Friday, June 09, 2006

Eurotrip

We expect to quickly regret yesterday's post of almost-praise for the White House's measured approach to the killing of al-Zarqawi. One early sign that the strategery was still at work was Bush's sudden dropping into a distracted news cycle of his decision to postpone a trip to Kiev later this month and replace it with a trip to Budapest. Ukraine had been a pet cause of the right a couple of Christmasses ago, and the trip was clearly intended to irritate Pootie-poot with the spectacle of Bush making nice with Russia's "near-abroad."

But someone (Condi?) decided that a little photo-op freedom talk was a safer bet than actual waving of a salmon-coloured flag right in front of the Russian bear -- so Budapest suddenly worked its way onto the agenda.
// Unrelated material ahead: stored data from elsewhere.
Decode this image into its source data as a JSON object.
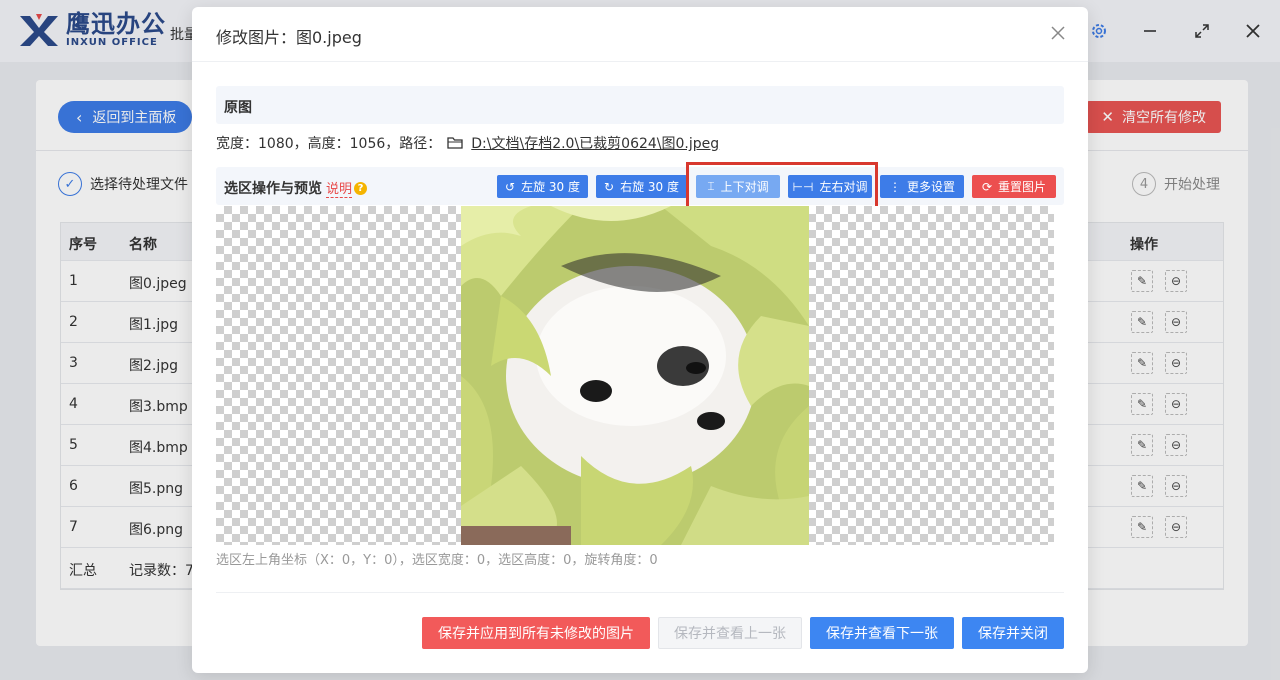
{
  "app": {
    "logo_cn": "鹰迅办公",
    "logo_en": "INXUN OFFICE",
    "header_title": "批量",
    "back_label": "返回到主面板",
    "clear_label": "清空所有修改",
    "step1_num": "",
    "step1_label": "选择待处理文件",
    "step4_num": "4",
    "step4_label": "开始处理",
    "table": {
      "headers": [
        "序号",
        "名称",
        "操作"
      ],
      "rows": [
        {
          "idx": "1",
          "name": "图0.jpeg"
        },
        {
          "idx": "2",
          "name": "图1.jpg"
        },
        {
          "idx": "3",
          "name": "图2.jpg"
        },
        {
          "idx": "4",
          "name": "图3.bmp"
        },
        {
          "idx": "5",
          "name": "图4.bmp"
        },
        {
          "idx": "6",
          "name": "图5.png"
        },
        {
          "idx": "7",
          "name": "图6.png"
        }
      ],
      "summary_label": "汇总",
      "summary_count": "记录数：7"
    }
  },
  "modal": {
    "title": "修改图片：图0.jpeg",
    "original_section": "原图",
    "info_prefix": "宽度：1080，高度：1056，路径：",
    "path": "D:\\文档\\存档2.0\\已裁剪0624\\图0.jpeg",
    "ops_label": "选区操作与预览",
    "explain_label": "说明",
    "tools": {
      "rotate_left": "左旋 30 度",
      "rotate_right": "右旋 30 度",
      "flip_vertical": "上下对调",
      "flip_horizontal": "左右对调",
      "more_settings": "更多设置",
      "reset_image": "重置图片"
    },
    "coords_text": "选区左上角坐标（X：0，Y：0），选区宽度：0，选区高度：0，旋转角度：0",
    "footer": {
      "apply_all": "保存并应用到所有未修改的图片",
      "prev": "保存并查看上一张",
      "next": "保存并查看下一张",
      "close": "保存并关闭"
    }
  },
  "colors": {
    "primary": "#3d7ce8",
    "danger": "#ec4f4f",
    "highlight": "#d8382e"
  }
}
Bush can give a speech that dodges around the question of what he would have done differently in 1956, and for the travelling press corps the food is better in Budapest anyway. And all this was decided very recently, as the Wall Street Journal (subs. maybe req'd) explains:

The White House decision that President Bush will visit Hungary later this month, instead of Ukraine, disrupts top Treasury international official Tim Adams’s travels. After this weekend’s meeting of G-8 finance ministers in St. Petersburg, Adams had been planning to stop in Hungary and Estonia. But the U.S. Embassy in Budapest is overwhelmed by the surprise announcement of a June 22 presidential visit and suggests Adams, the Treasury’s undersecretary for international affairs and a former Bush campaign aide, stop somewhere else on the way back to Washington. So Adams and aides scramble to adjust their itinerary. One possibility under discussion is Turkey, a strategically important country prone to financial crises.

Note by the way that despite the supposed hype that the incoming Treasury Secretary will have more policy weight than the outgoing one, the department still gets told to take a hike when the schedule gets too crowded.

UPDATE: On a related note, the WSJ blog notes one of Snow's going-away gifts:

British Chancellor of the Exchequer Gordon Brown gives Snow, an avid golfer and avid free marketer, a five-pound note with a picture of Jack Nicklaus on it and a copy of Adam Smith’s will.